The technology in question — largely supplied by a company called Flock Safety — is pitched as a community safety tool. Cameras everywhere, reading plates, building databases, helping cops catch criminals. Sounds reasonable on the surface, right? That’s always how these things are sold to us. And then, predictably, humans do what humans do with unchecked power.
What really gets me about this isn’t even the stalking itself, as horrifying as that is. It’s the systemic failure that allowed it to happen repeatedly. According to the reporting, most of these cases only came to light because victims reported the behaviour — not because any internal system flagged it. The safeguards that Flock Safety and police departments like to wave around in their press releases? Largely decorative, it seems. Someone pointed out in a discussion I was reading that a YouTuber documenting one of these cases actually uncovered more Flock employees improperly watching a kids’ gymnastics gym than the number of officers caught stalking ex-partners. That’s not a reassuring data point for anyone.
This isn’t a new pattern either. Anyone who remembers the Edward Snowden revelations will recall that intelligence analysts were caught using XKEYSCORE — one of the most powerful surveillance tools ever built — to spy on former girlfriends. When you hand people extraordinary access to surveillance infrastructure with minimal oversight, a subset of them will absolutely abuse it for personal reasons. That’s not cynicism, that’s just documented history.
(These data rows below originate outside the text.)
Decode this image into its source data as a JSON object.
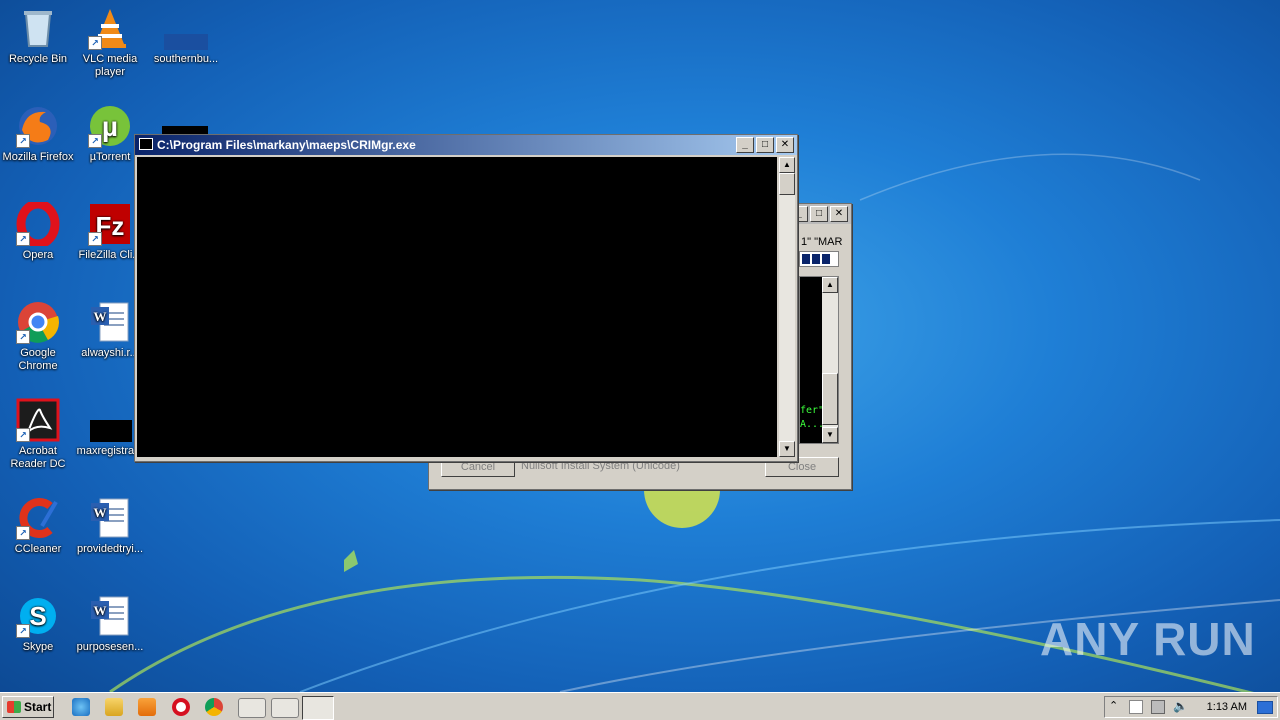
{
  "desktop": {
    "icons": [
      {
        "label": "Recycle Bin"
      },
      {
        "label": "VLC media player"
      },
      {
        "label": "southernbu..."
      },
      {
        "label": "Mozilla Firefox"
      },
      {
        "label": "µTorrent"
      },
      {
        "label": "Opera"
      },
      {
        "label": "FileZilla Cli..."
      },
      {
        "label": "Google Chrome"
      },
      {
        "label": "alwayshi.r..."
      },
      {
        "label": "Acrobat Reader DC"
      },
      {
        "label": "maxregistra..."
      },
      {
        "label": "CCleaner"
      },
      {
        "label": "providedtryi..."
      },
      {
        "label": "Skype"
      },
      {
        "label": "purposesen..."
      }
    ]
  },
  "console_window": {
    "title": "C:\\Program Files\\markany\\maeps\\CRIMgr.exe"
  },
  "installer_window": {
    "fragment_top": "1\" \"MAR",
    "log_fragment_1": "fer\"",
    "log_fragment_2": "A...",
    "cancel_label": "Cancel",
    "branding": "Nullsoft Install System (Unicode)",
    "close_label": "Close"
  },
  "taskbar": {
    "start_label": "Start",
    "clock": "1:13 AM"
  },
  "watermark": "ANY RUN",
  "colors": {
    "title_active_start": "#0a246a",
    "title_active_end": "#a6caf0",
    "console_bg": "#000000"
  }
}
My mind drifts to what this looks like closer to home. Australia isn’t immune to these dynamics — we have our own expanding surveillance infrastructure, our own debates about police accountability, and frankly our own troubling statistics around domestic violence and law enforcement. The statistic floating around that roughly 40% of police families experience domestic violence should make anyone think twice about handing officers additional tools to track people without robust, independent oversight.
The uncomfortable truth is that the problem here isn’t really the technology. Licence plate readers are just a tool. The problem is the culture, the lack of meaningful accountability, and the naive assumption that institutional safeguards will hold when someone with access decides to abuse it. Every time a new surveillance technology gets deployed — whether it’s ALPR cameras, facial recognition, or something else entirely — we’re essentially asking “do we trust every single person who will ever have access to this, for the entire time it exists?” And the answer, historically, is obviously no.
There’s a part of me that gets why communities facing genuine crime problems are drawn to these systems. I’m not living in a fantasy world where we just abolish all police technology and everything works out. But the rollout keeps getting ahead of the governance. The cameras go up before the independent audit frameworks are in place. The databases get built before anyone’s seriously asked who can query them and when. And by the time the abuse cases start emerging, the infrastructure is too entrenched to easily remove.
What actually needs to happen is boring but important: mandatory logging with independent review, serious criminal penalties for misuse (not just losing your job), and genuine civilian oversight bodies with real teeth — not rubber-stamp committees. Some US communities are apparently starting to rethink or remove these systems entirely, which is a reasonable response when the trust has been so thoroughly broken.
Fourteen documented cases is almost certainly the floor, not the ceiling. And every one of those cases represents a real person who was surveilled, stalked, and frightened by someone who had sworn to protect them. That’s worth getting angry about, and more importantly, it’s worth demanding something better.